Добавить в цитаты Настройки чтения

Страница 25 из 67

Нутовы портные распороли подол платья спереди и сзади по самый пах. Точь-в-точь как у Золотинки, когда она явилась сюда, растерзанная палачом. Благородные девицы и женщины с обеих сторон, мессалонской и слованской, притихли, изучая это смелое новшество. Мужчины не смели изучать его столь же пристально, но тоже не обходили подол вниманием.

На следующий день еще две мессалоночки появились в разрезанных до последней крайности платьях. После этого швы затрещали и у слованок. Прошло немного времени и, кажется, одна только Золотинка сохраняла среди этого поветрия верность старозаветным платьям без всяких значительных улучшений. Наряды же все ее были Нутины, мессалонские или вновь подаренные женихом, но перекроенные и удлиненные на Золотинку.

Утром, едва проснувшись, немытая и нечесаная, в одной рубашке, оставив свои роскошные покои, Нута молчаливо проскальзывала в маленькую комнатку Септы и ныряла к сестре в постель. За Нутой тянулись с полдюжины служанок с гребнями, тазами, кувшинами и шкатулками. Несли наряды, зеркальца, помады и притирания. И еще две девушки подгадывали случай, чтобы услужить Септе. Получалось невероятное столпотворение при том, что рядом пустовала просторная спальня Нуты.

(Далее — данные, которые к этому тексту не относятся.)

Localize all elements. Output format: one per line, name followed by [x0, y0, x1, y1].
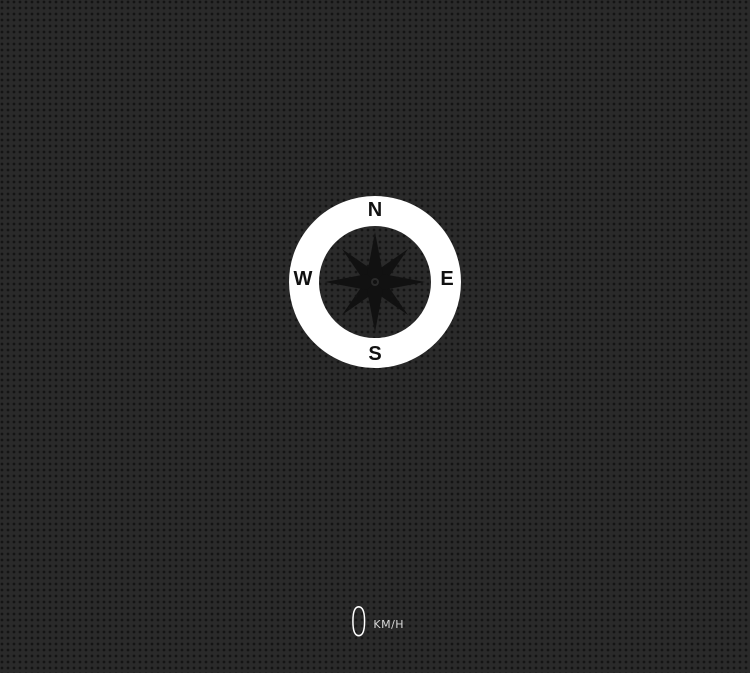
compass-north-label: N	[367, 199, 383, 221]
speed-value: 0	[349, 600, 368, 646]
compass-west-label: W	[293, 268, 313, 290]
compass-south-label: S	[368, 343, 382, 365]
speed-readout: 0 KM/H	[0, 593, 750, 643]
compass-east-label: E	[440, 268, 454, 290]
compass-widget: N S W E	[289, 196, 461, 368]
speed-unit: KM/H	[373, 618, 405, 631]
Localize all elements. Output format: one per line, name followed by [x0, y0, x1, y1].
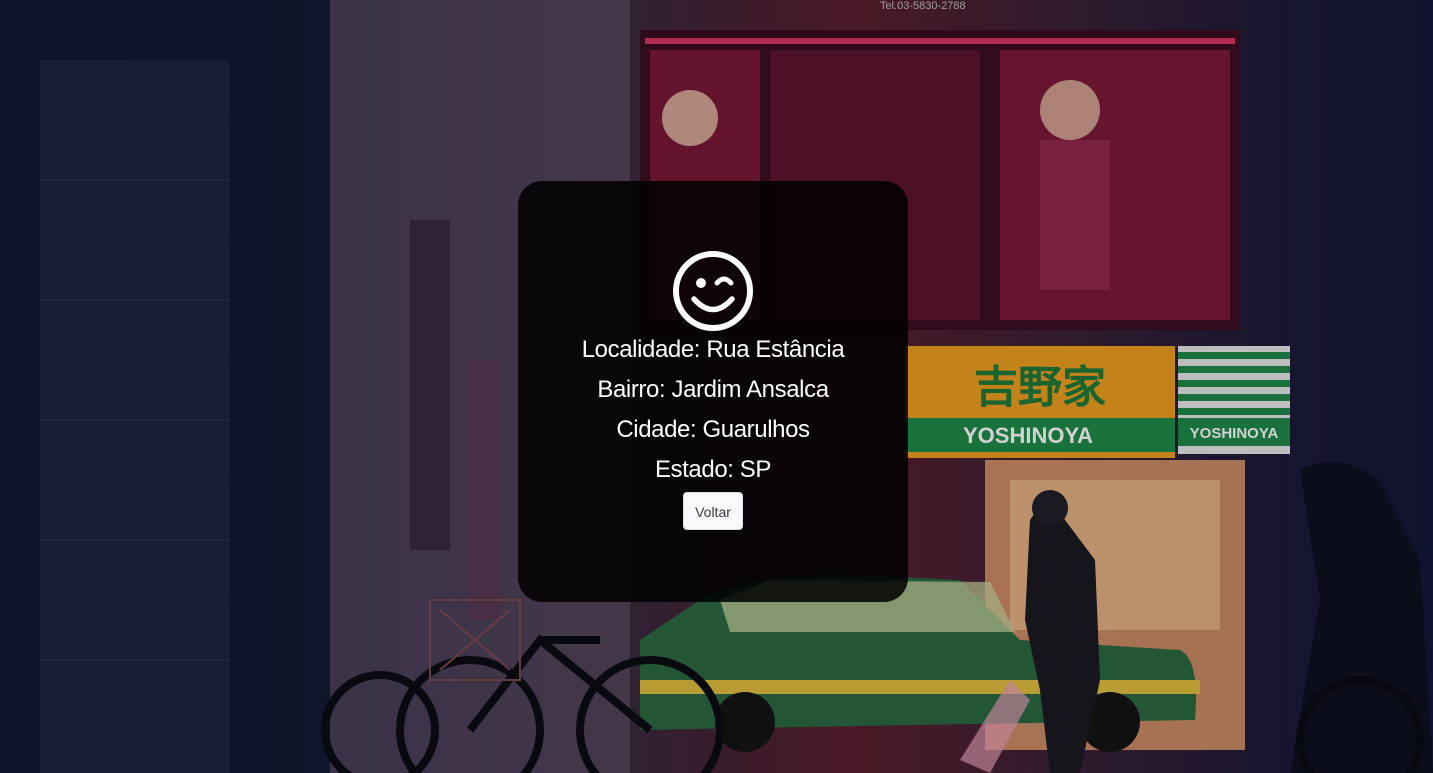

Вчерашние шаровары и рубашка оставались в небрежении — одно, другое и третье. Разнообразие расцветок, тканей, отделки, покроя, всякого рода украшений, узорочья… платки, ширинки, кружева, пристяжные воротнички и сменные рукава, ленты, пояса, заколки в бесчисленных сочетаниях — все это скоро утомляло Золотинку, она уставала различать. Путалась и Нута, она возвращалась к однажды примеренным платьям и девушки принимались ворошить снятые и отвергнутые наряды.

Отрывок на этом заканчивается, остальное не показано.